Louisiana may need to raise its income tax. The state legislature begins a special session today, and needs to find a source of revenue to close its budget gap. House Appropriations Committee Chairman Cameron Henry says the state must choose between permanently raising taxes or cutting the state’s free college tuition program.
But Georgia’s tax revenues are climbing. Revenue collections are up by $1 billion in the year ending May 31. Income tax revenue grew by 4.8 percent, while the net sales tax collections grew 4.5 percent. New gas and hotel taxes could raise an additional $900 million for road and bridge projects. Republican Governor Nathan Deal wants to leave office in 2019 with $2 billion in the state’s “rainy day” fund.
Another presidential primary day, another reminder about candidates’ tax plans. Reuters demonstrates how Donald Trump, Hillary Clinton, and Bernie Sanders couldn’t differ more on how to expand the corporate tax base. TPC’s Steve Rosenthal notes that Trump offers a standard business-focused plan, but "the drafting is incomplete, so we can't tell exactly what he's thinking.” Clinton would raise many business taxes and cut a few, while Sanders wants to raise taxes by a lot on overseas profits of US-based multinationals. Congress is in no hurry to enact corporate tax reform, candidate plans notwithstanding.

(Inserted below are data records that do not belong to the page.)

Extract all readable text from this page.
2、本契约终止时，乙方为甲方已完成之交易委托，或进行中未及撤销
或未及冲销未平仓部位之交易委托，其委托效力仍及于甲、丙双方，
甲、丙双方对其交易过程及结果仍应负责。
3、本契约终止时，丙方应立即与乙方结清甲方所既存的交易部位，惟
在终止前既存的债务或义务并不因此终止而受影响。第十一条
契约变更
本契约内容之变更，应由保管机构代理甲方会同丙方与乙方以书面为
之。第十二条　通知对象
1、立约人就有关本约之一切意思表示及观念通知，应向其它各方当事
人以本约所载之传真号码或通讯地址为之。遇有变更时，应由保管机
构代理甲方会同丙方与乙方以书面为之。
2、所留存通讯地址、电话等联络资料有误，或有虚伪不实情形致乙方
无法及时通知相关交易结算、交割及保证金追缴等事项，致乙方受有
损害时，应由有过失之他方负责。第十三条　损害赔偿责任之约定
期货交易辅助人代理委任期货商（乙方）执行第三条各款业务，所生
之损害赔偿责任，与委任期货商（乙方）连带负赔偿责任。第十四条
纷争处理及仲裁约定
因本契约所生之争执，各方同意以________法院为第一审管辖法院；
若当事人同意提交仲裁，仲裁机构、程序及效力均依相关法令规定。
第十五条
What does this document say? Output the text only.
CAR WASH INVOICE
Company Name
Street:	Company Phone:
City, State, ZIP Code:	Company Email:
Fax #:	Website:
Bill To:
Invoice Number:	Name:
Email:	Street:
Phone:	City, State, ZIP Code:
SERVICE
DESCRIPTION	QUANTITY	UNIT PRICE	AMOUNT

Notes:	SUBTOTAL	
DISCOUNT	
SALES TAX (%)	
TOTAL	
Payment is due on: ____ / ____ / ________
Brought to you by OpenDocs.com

The IRS released its list of tax-exempt groups under increased scrutiny. The groups were flagged by the IRS as potentially engaging in political activities, which are limited by IRS rules. The IRS released the list of 426 nonprofit organizations after NorCal Tea Party Patriots filed a class action lawsuit against the agency, claiming IRS scrutiny violated First and Fifth Amendments of the US Constitution and the Privacy Act. The list provides NorCal with names of groups who might join the lawsuit. The Hill reports that 60 groups have the word "tea" in their name, 33 have "patriot" and 26 refer to “liberty.” Three had "occupy" in their name, according to the report.